La méthode tient en une formule, harceler les points de deal et démanteler les réseaux qui les alimentent. Un rythme de démantèlement de deux à trois réseaux est revendiqué dans le département, avec en toile de fond une présence renforcée de la police et de la gendarmerie annoncée pour les prochaines semaines.
Plusieurs leviers administratifs viennent appuyer cette stratégie
Près de deux cents interdictions administratives de paraître ont été prononcées en Loire Atlantique depuis le début de l’année, dont une trentaine sur le seul territoire nazairien.
À Saint-Nazaire, plus de trois cent trente amendes forfaitaires délictuelles ont par ailleurs été dressées depuis janvier, dont les deux tiers concentrés sur la Bouletterie. S’y ajoutent des fermetures administratives de commerces liés au blanchiment et des expulsions locatives visant des locataires impliqués dans le trafic.
Un arsenal judiciaire qui se durcit
Le cadre pénal applicable aux consommateurs a évolué ces dernières semaines. Jusqu’ici, l’usage de stupéfiants pouvait donner lieu, en procédure classique, à une peine allant jusqu’à un an de prison et 3 750 euros d’amende au titre de la loi de 1970, la grande majorité des infractions étant en pratique traitées par une amende forfaitaire délictuelle.
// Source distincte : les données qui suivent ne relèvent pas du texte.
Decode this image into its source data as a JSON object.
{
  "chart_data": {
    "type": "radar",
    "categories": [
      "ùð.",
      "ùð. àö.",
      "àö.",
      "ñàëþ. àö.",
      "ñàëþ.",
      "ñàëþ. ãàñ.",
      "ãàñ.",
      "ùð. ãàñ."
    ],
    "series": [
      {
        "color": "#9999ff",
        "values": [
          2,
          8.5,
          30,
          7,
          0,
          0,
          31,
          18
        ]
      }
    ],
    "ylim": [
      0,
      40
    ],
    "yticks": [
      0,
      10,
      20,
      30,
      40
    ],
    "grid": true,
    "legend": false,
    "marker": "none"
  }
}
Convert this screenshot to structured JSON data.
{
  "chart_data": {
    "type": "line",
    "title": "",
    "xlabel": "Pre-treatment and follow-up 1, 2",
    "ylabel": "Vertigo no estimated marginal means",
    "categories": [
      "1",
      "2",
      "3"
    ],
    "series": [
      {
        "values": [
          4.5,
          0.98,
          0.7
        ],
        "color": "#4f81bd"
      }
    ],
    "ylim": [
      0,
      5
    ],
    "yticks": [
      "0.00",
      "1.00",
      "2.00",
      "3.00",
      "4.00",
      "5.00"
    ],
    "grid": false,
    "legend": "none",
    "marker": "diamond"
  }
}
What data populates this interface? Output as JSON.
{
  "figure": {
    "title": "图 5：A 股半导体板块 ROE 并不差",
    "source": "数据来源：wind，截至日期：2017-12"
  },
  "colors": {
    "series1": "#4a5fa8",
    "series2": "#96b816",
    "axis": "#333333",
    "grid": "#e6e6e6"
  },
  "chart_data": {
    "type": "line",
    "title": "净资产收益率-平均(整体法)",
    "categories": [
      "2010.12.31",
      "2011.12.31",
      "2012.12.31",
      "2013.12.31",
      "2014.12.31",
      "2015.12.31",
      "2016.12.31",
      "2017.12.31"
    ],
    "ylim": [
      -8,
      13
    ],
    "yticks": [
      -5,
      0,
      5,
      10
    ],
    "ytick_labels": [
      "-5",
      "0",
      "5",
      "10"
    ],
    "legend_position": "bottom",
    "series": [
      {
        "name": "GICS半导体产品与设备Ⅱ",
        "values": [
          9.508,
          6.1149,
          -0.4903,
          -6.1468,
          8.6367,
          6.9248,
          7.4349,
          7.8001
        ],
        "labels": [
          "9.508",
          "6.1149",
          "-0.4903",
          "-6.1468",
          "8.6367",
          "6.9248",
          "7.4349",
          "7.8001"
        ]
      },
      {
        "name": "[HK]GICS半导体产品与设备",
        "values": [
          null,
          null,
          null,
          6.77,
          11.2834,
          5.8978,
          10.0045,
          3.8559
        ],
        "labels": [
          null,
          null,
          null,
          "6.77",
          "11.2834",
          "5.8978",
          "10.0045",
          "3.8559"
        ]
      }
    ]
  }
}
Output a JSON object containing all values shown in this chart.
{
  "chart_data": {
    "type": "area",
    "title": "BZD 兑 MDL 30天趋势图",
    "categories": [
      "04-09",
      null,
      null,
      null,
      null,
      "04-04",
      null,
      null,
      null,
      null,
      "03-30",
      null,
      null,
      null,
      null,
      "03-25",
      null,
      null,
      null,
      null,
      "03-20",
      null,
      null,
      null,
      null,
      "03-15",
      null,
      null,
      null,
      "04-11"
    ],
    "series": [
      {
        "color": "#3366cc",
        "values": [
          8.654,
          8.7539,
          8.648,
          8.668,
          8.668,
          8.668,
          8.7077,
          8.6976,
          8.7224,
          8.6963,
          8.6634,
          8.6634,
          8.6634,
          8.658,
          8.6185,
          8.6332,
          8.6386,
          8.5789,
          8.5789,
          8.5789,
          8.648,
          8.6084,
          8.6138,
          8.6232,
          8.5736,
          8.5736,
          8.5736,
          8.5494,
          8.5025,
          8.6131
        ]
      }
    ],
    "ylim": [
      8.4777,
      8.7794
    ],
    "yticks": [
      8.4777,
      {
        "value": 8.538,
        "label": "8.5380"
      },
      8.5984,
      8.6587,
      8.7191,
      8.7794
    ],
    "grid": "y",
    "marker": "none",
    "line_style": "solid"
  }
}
Adoptée le 15 juillet 2026, la loi Riposte fait passer cette amende de deux cents à cinq cents euros et étend par ailleurs le champ de cette procédure à de nouveaux délits.
Le texte prévoit également l’inscription de ces amendes au bulletin n° 2 du casier judiciaire, un point qui fait débat parmi les avocats pénalistes au regard du principe de proportionnalité des peines.
La question migratoire n’est pas absente du discours préfectoral, certaines personnes en situation irrégulière étant, selon lui, recrutées pour tenir les points de vente.
Le phénomène de la narco livraison, surnommé ubershit, la livraison de drogue directement au domicile des consommateurs, figure également parmi les cibles annoncées.
Au delà du seul volet répressif, le préfet a évoqué une action de l’État qui ne se résume pas à la sécurité, citant la politique de la ville, la rénovation urbaine, l’accélération du logement, les politiques éducatives et l’accompagnement des préventions. Son déplacement s’est poursuivi à La Baule, où il a pris connaissance du dispositif de sécurité déployé sur le littoral.
Le mirage du deal qui rapporte
Il faut aussi déconstruire un mythe qui circule chez certains adolescents des quartiers concernés, celui d’un trafic de stupéfiants qui permettrait de bien gagner sa vie. Cette idée relève du fantasme. Dans la réalité des réseaux, ce sont les têtes de réseau qui captent l’essentiel des profits, tandis que les plus jeunes, placés en bas de la chaîne, touchent des sommes dérisoires pour un temps de présence considérable et un risque pénal, lui, bien réel.